The computer-readable program instructions may also be loaded onto a computer, other programmable data processing apparatus, or other device to cause a series of operations to be performed on the computer, other programmable apparatus or other device to produce a computer implemented process, such that the instructions which execute on the computer, other programmable apparatus, or other device implement the functions/acts specified in the flowchart and/or block diagram block or blocks.
The flowchart and block diagrams in the Figures illustrate the architecture, functionality, and operation of possible implementations of systems, methods, and computer program products according to various aspects of the inventive arrangements. In this regard, each block in the flowchart or block diagrams may represent a module, segment, or portion of instructions, which comprises one or more executable instructions for implementing the specified operations.
In some alternative implementations, the operations noted in the blocks may occur out of the order noted in the figures. For example, two blocks shown in succession may be executed substantially concurrently, or the blocks may sometimes be executed in the reverse order, depending upon the functionality involved. In other examples, blocks may be performed generally in increasing numeric order while in still other examples, one or more blocks may be performed in varying order with the results being stored and utilized in subsequent or other blocks that do not immediately follow. It will also be noted that each block of the block diagrams and/or flowchart illustration, and combinations of blocks in the block diagrams and/or flowchart illustration, may be implemented by special purpose hardware-based systems that perform the specified functions or acts or carry out combinations of special purpose hardware and computer instructions.
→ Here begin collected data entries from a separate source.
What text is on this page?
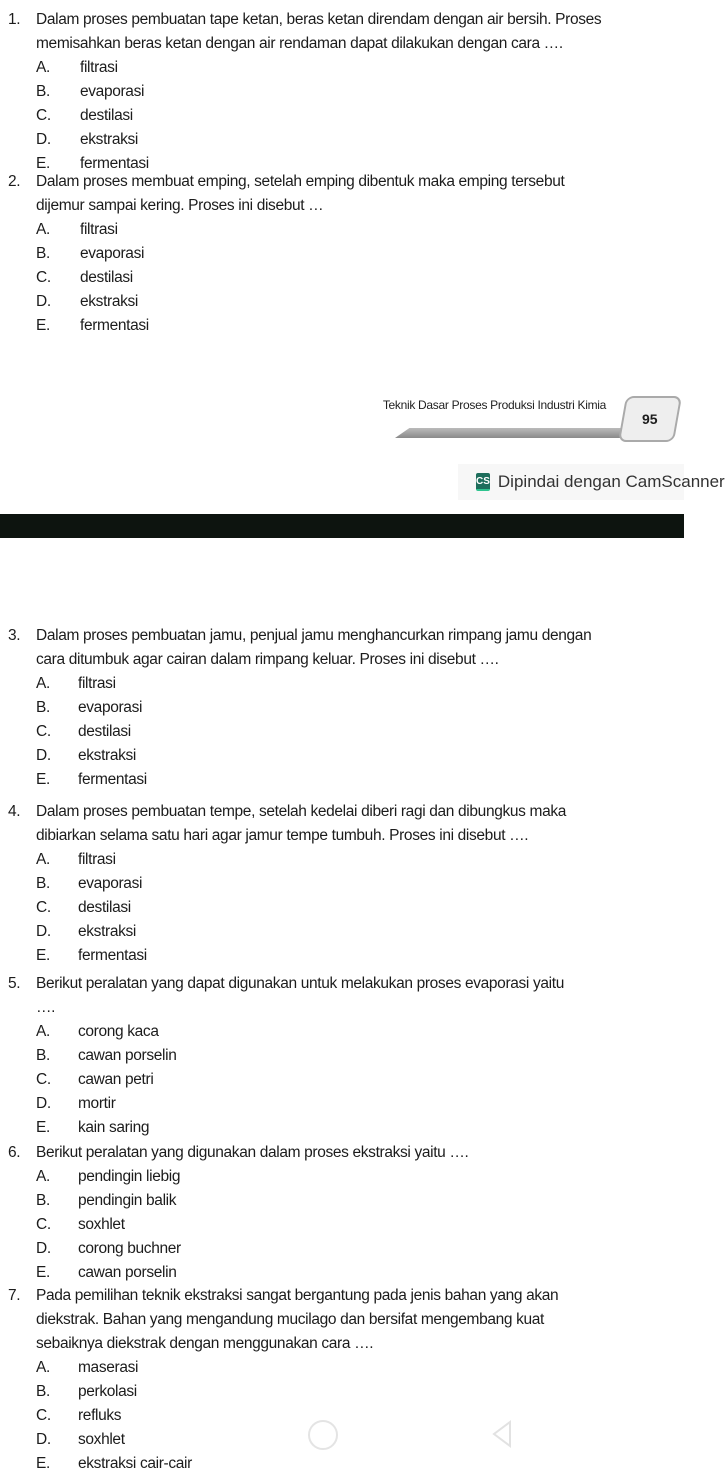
1. Dalam proses pembuatan tape ketan, beras ketan direndam dengan air bersih. Proses
memisahkan beras ketan dengan air rendaman dapat dilakukan dengan cara ….
A. filtrasi
B. evaporasi
C. destilasi
D. ekstraksi
E. fermentasi
2. Dalam proses membuat emping, setelah emping dibentuk maka emping tersebut
dijemur sampai kering. Proses ini disebut …
A. filtrasi
B. evaporasi
C. destilasi
D. ekstraksi
E. fermentasi
3. Dalam proses pembuatan jamu, penjual jamu menghancurkan rimpang jamu dengan
cara ditumbuk agar cairan dalam rimpang keluar. Proses ini disebut ….
A. filtrasi
B. evaporasi
C. destilasi
D. ekstraksi
E. fermentasi
4. Dalam proses pembuatan tempe, setelah kedelai diberi ragi dan dibungkus maka
dibiarkan selama satu hari agar jamur tempe tumbuh. Proses ini disebut ….
A. filtrasi
B. evaporasi
C. destilasi
D. ekstraksi
E. fermentasi
5. Berikut peralatan yang dapat digunakan untuk melakukan proses evaporasi yaitu
….
A. corong kaca
B. cawan porselin
C. cawan petri
D. mortir
E. kain saring
6. Berikut peralatan yang digunakan dalam proses ekstraksi yaitu ….
A. pendingin liebig
B. pendingin balik
C. soxhlet
D. corong buchner
E. cawan porselin
7. Pada pemilihan teknik ekstraksi sangat bergantung pada jenis bahan yang akan
diekstrak. Bahan yang mengandung mucilago dan bersifat mengembang kuat
sebaiknya diekstrak dengan menggunakan cara ….
A. maserasi
B. perkolasi
C. refluks
D. soxhlet
E. ekstraksi cair-cair
Teknik Dasar Proses Produksi Industri Kimia
95
CS Dipindai dengan CamScanner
The descriptions of the various embodiments of the present invention have been presented for purposes of illustration, but are not intended to be exhaustive or limited to the embodiments disclosed. Many modifications and variations will be apparent to those of ordinary skill in the art without departing from the scope and spirit of the described embodiments. The terminology used herein was chosen to best explain the principles of the embodiments, the practical application or technical improvement over technologies found in the marketplace, or to enable others of ordinary skill in the art to understand the embodiments disclosed herein.